Try playing around with it. E.g., you could simulate what happens when you tempt corinna:

(exec! conn (df/transact db [[:db/retract 10 :thug/earnings 125]
                             [:db/add 10 :thug/earnings 550]]))

She’s a nasty rat! Or perhaps not! It depends. I see a lot of potential for some fancy Monte Carlo simulations using multi-dimensional time concepts. Something to talk about in greater detail.

The End

We just discussed 3DF, schemas, multiple sources, (nested) queries, (recursive) query rules, business rules, probabilities, and also some minor limitations of 3DF. All in all, I think this has been a productive day for the mob.
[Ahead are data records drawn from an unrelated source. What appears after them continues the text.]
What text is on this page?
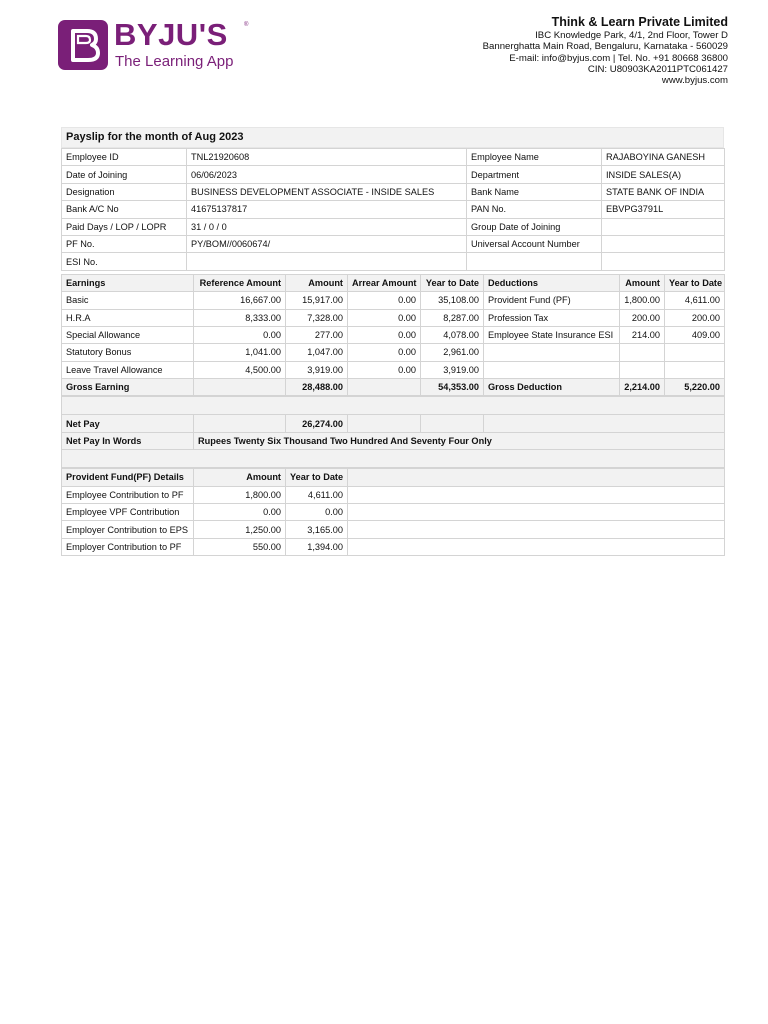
BYJU'S	®
The Learning App
Think & Learn Private Limited
IBC Knowledge Park, 4/1, 2nd Floor, Tower D
Bannerghatta Main Road, Bengaluru, Karnataka - 560029
E-mail: info@byjus.com | Tel. No. +91 80668 36800
CIN: U80903KA2011PTC061427
www.byjus.com
Payslip for the month of Aug 2023
Employee ID	TNL21920608	Employee Name	RAJABOYINA GANESH
Date of Joining	06/06/2023	Department	INSIDE SALES(A)
Designation	BUSINESS DEVELOPMENT ASSOCIATE - INSIDE SALES	Bank Name	STATE BANK OF INDIA
Bank A/C No	41675137817	PAN No.	EBVPG3791L
Paid Days / LOP / LOPR	31 / 0 / 0	Group Date of Joining	
PF No.	PY/BOM//0060674/	Universal Account Number	
ESI No.			
Earnings	Reference Amount	Amount	Arrear Amount	Year to Date	Deductions	Amount	Year to Date
Basic	16,667.00	15,917.00	0.00	35,108.00	Provident Fund (PF)	1,800.00	4,611.00
H.R.A	8,333.00	7,328.00	0.00	8,287.00	Profession Tax	200.00	200.00
Special Allowance	0.00	277.00	0.00	4,078.00	Employee State Insurance ESI	214.00	409.00
Statutory Bonus	1,041.00	1,047.00	0.00	2,961.00			
Leave Travel Allowance	4,500.00	3,919.00	0.00	3,919.00			
Gross Earning		28,488.00		54,353.00	Gross Deduction	2,214.00	5,220.00

Net Pay		26,274.00			
Net Pay In Words	Rupees Twenty Six Thousand Two Hundred And Seventy Four Only				

Provident Fund(PF) Details	Amount	Year to Date	
Employee Contribution to PF	1,800.00	4,611.00	
Employee VPF Contribution	0.00	0.00	
Employer Contribution to EPS	1,250.00	3,165.00	
Employer Contribution to PF	550.00	1,394.00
Al Capone would be proud of us. Well, I guess you are Al Capone in this article. So… you should be proud!

PS: I’m gonna be frank with you: Al Capone did not use 3DF back in the 1920s. Even if he had, the Saint Valentine’s Day Massacre probably couldn’t have been prevented using differential dataflows. But there’s one thing I’m sure of (and Al Capone would have agreed): Running a crime syndicate has never been as fun as it is with 3DF and Clojure.

PPS: As mentioned before, you can find chicago’s source code on github. If you have questions, suggestions, business proposals, or just want to say hi, feel free to open a github issue or send me an email.

  1. :with clauses prevent identical [attribute value] pairs with originally different :db/ids (in our case: carla’s and corinna’s earnings) in aggregates being lost due to set semantics (for more info, see the datomic docs). We’re in the process of migrating to bag semantics by default, so this might not be necessary anymore, but we’re playing it safe here (mobsters are really risk averse).